I have the following model;
log(daily sales) = intercept + B1*(event dummy) + error
My response variable(daily sales) is basically a daily time series and 'event dummy' is an indicator variable whose value is 1 when a certain event is ON and 0 when OFF.
I have the value of B1 now; say, 0.3. This means that the mean daily sales is multiplied by exp(0.3) as the event dummy gets bigger by 1 unit.
But I have to convert this multiplicative effect into some 'absolute effect' in daily sales. Which is correct among the following suggestions? Or are there any other solution that is more appropriate?

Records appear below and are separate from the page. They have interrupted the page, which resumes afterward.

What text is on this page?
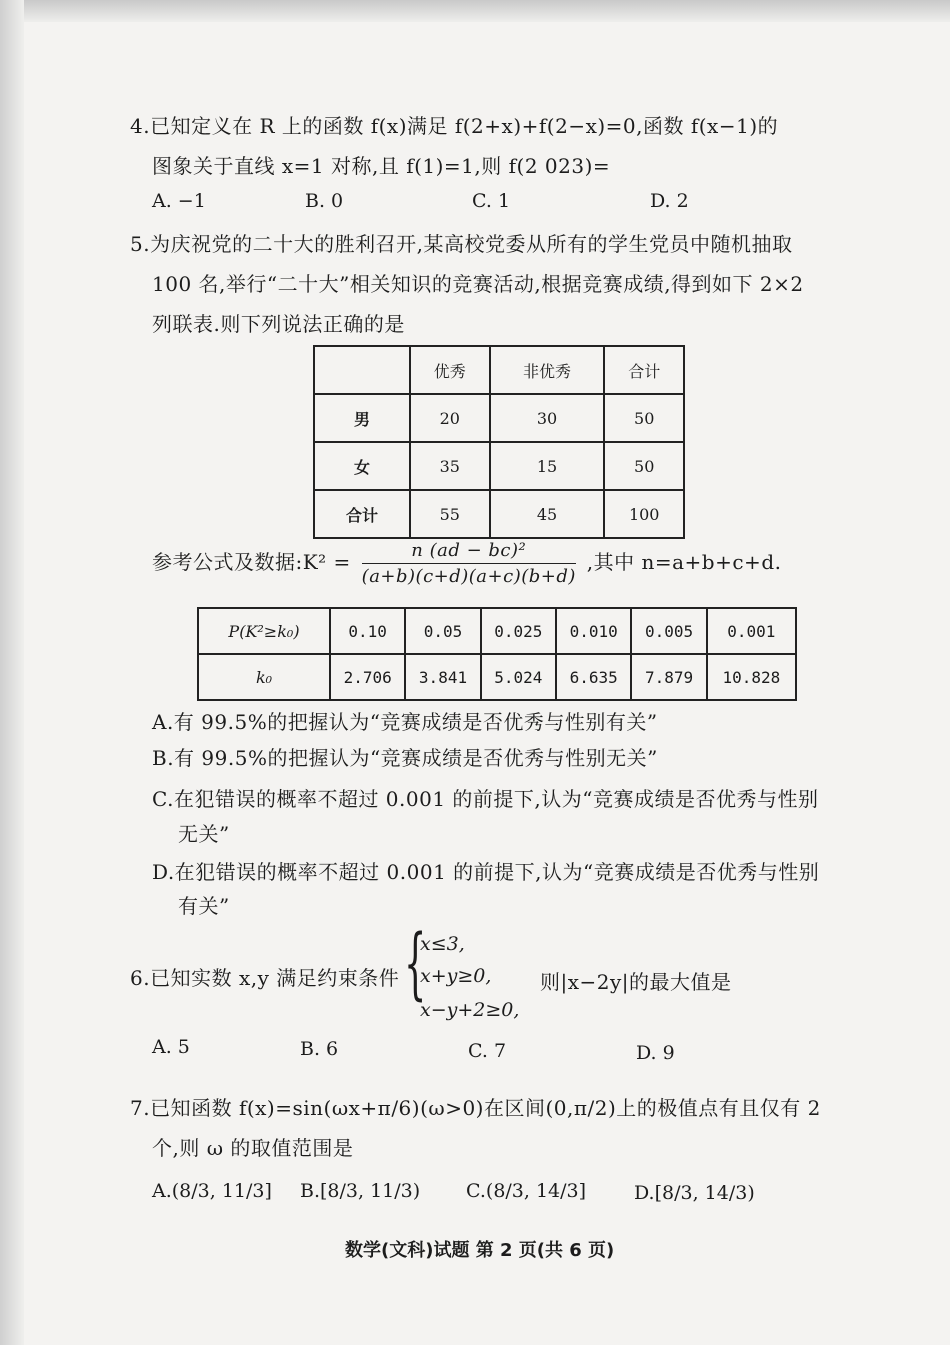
4.已知定义在 R 上的函数 f(x)满足 f(2+x)+f(2−x)=0,函数 f(x−1)的
图象关于直线 x=1 对称,且 f(1)=1,则 f(2 023)=
A. −1	B. 0	C. 1	D. 2
5.为庆祝党的二十大的胜利召开,某高校党委从所有的学生党员中随机抽取
100 名,举行“二十大”相关知识的竞赛活动,根据竞赛成绩,得到如下 2×2
列联表.则下列说法正确的是
	优秀	非优秀	合计
男	20	30	50
女	35	15	50
合计	55	45	100
参考公式及数据:K² = $\frac{\text{n (ad − bc)²}}{(a+b)(c+d)(a+c)(b+d)}$ ,其中 n=a+b+c+d.
P(K²≥k₀)	0.10	0.05	0.025	0.010	0.005	0.001
k₀	2.706	3.841	5.024	6.635	7.879	10.828
A.有 99.5%的把握认为“竞赛成绩是否优秀与性别有关”
B.有 99.5%的把握认为“竞赛成绩是否优秀与性别无关”
C.在犯错误的概率不超过 0.001 的前提下,认为“竞赛成绩是否优秀与性别
无关”
D.在犯错误的概率不超过 0.001 的前提下,认为“竞赛成绩是否优秀与性别
有关”
6.已知实数 x,y 满足约束条件 {
x≤3,
x+y≥0,
x−y+2≥0,
则|x−2y|的最大值是
A. 5	B. 6	C. 7	D. 9
7.已知函数 f(x)=sin(ωx+π/6)(ω>0)在区间(0,π/2)上的极值点有且仅有 2
个,则 ω 的取值范围是
A.(8/3, 11/3] B.[8/3, 11/3) C.(8/3, 14/3]	D.[8/3, 14/3)
数学(文科)试题 第 2 页(共 6 页)
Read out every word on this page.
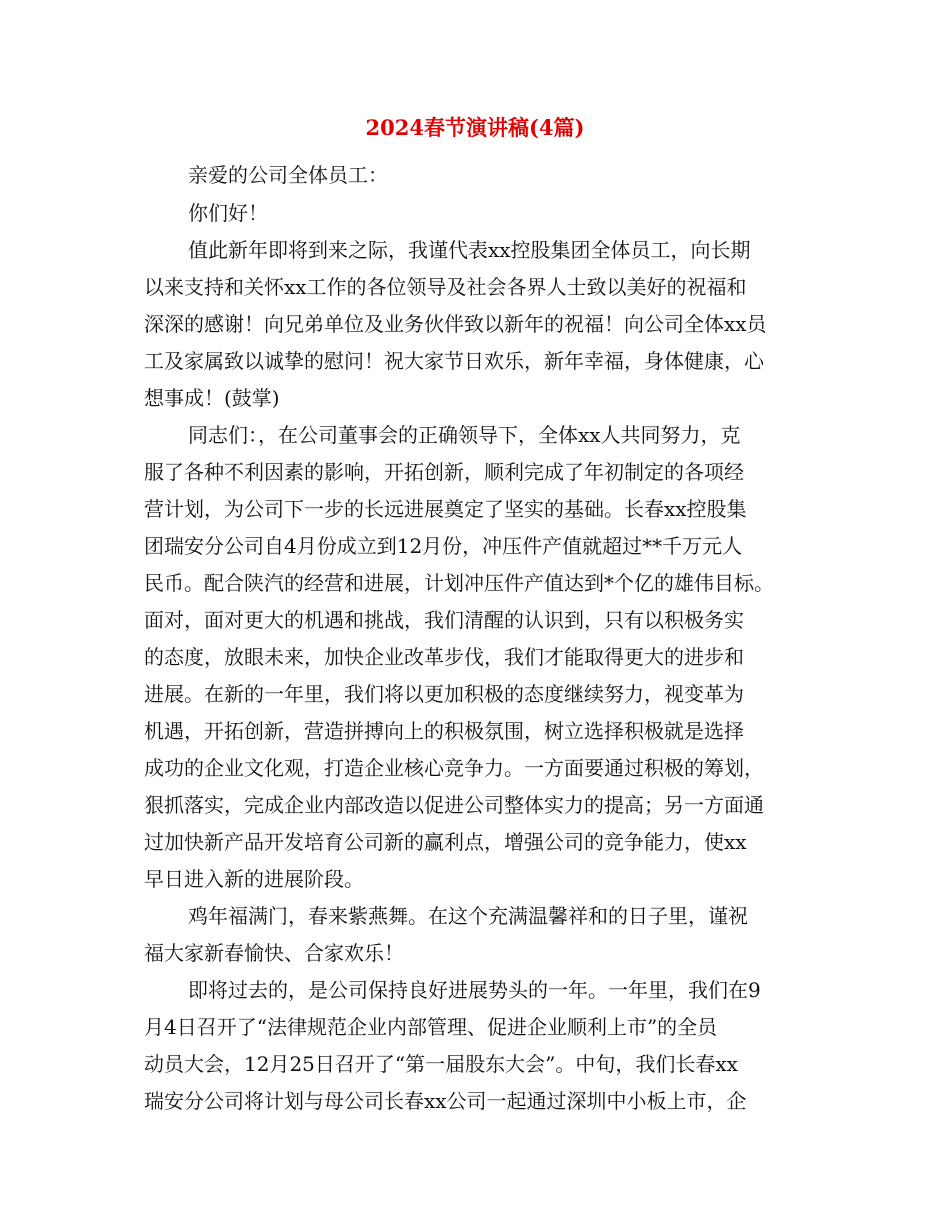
2024春节演讲稿(4篇)
亲爱的公司全体员工：
你们好！
值此新年即将到来之际，我谨代表xx控股集团全体员工，向长期
以来支持和关怀xx工作的各位领导及社会各界人士致以美好的祝福和
深深的感谢！向兄弟单位及业务伙伴致以新年的祝福！向公司全体xx员
工及家属致以诚挚的慰问！祝大家节日欢乐，新年幸福，身体健康，心
想事成！(鼓掌)
同志们：，在公司董事会的正确领导下，全体xx人共同努力，克
服了各种不利因素的影响，开拓创新，顺利完成了年初制定的各项经
营计划，为公司下一步的长远进展奠定了坚实的基础。长春xx控股集
团瑞安分公司自4月份成立到12月份，冲压件产值就超过**千万元人
民币。配合陕汽的经营和进展，计划冲压件产值达到*个亿的雄伟目标。
面对，面对更大的机遇和挑战，我们清醒的认识到，只有以积极务实
的态度，放眼未来，加快企业改革步伐，我们才能取得更大的进步和
进展。在新的一年里，我们将以更加积极的态度继续努力，视变革为
机遇，开拓创新，营造拼搏向上的积极氛围，树立选择积极就是选择
成功的企业文化观，打造企业核心竞争力。一方面要通过积极的筹划，
狠抓落实，完成企业内部改造以促进公司整体实力的提高；另一方面通
过加快新产品开发培育公司新的赢利点，增强公司的竞争能力，使xx
早日进入新的进展阶段。
鸡年福满门，春来紫燕舞。在这个充满温馨祥和的日子里，谨祝
福大家新春愉快、合家欢乐！
即将过去的，是公司保持良好进展势头的一年。一年里，我们在9
月4日召开了“法律规范企业内部管理、促进企业顺利上市”的全员
动员大会，12月25日召开了“第一届股东大会”。中旬，我们长春xx
瑞安分公司将计划与母公司长春xx公司一起通过深圳中小板上市，企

- (exp(0.3) - 1) * mean daily sales when event dummy is 0
- ( (exp(0.3) - 1) / exp(0.3) ) * mean daily sales when event dummy is 1
[explanation for the 1st approach] (exp(0.3) - 1) is the growth rate corresponding to 1 unit increase in event dummy. But this 'growth' means the 'growth compared to the mean daily sales when the event is OFF', so the formula came out.
[explanation for the 2nd approach] Likewise, (exp(0.3) - 1) is the growth rate corresponding to 1 unit increase in event dummy. Then, 'mean daily sales when the event is ON' is actually the mean daily sales AFTER the multiplicative effect has taken place. So we have to re-construct the mean daily sales IF the effect wasn't there, and examine the difference between the two. So the formula came out.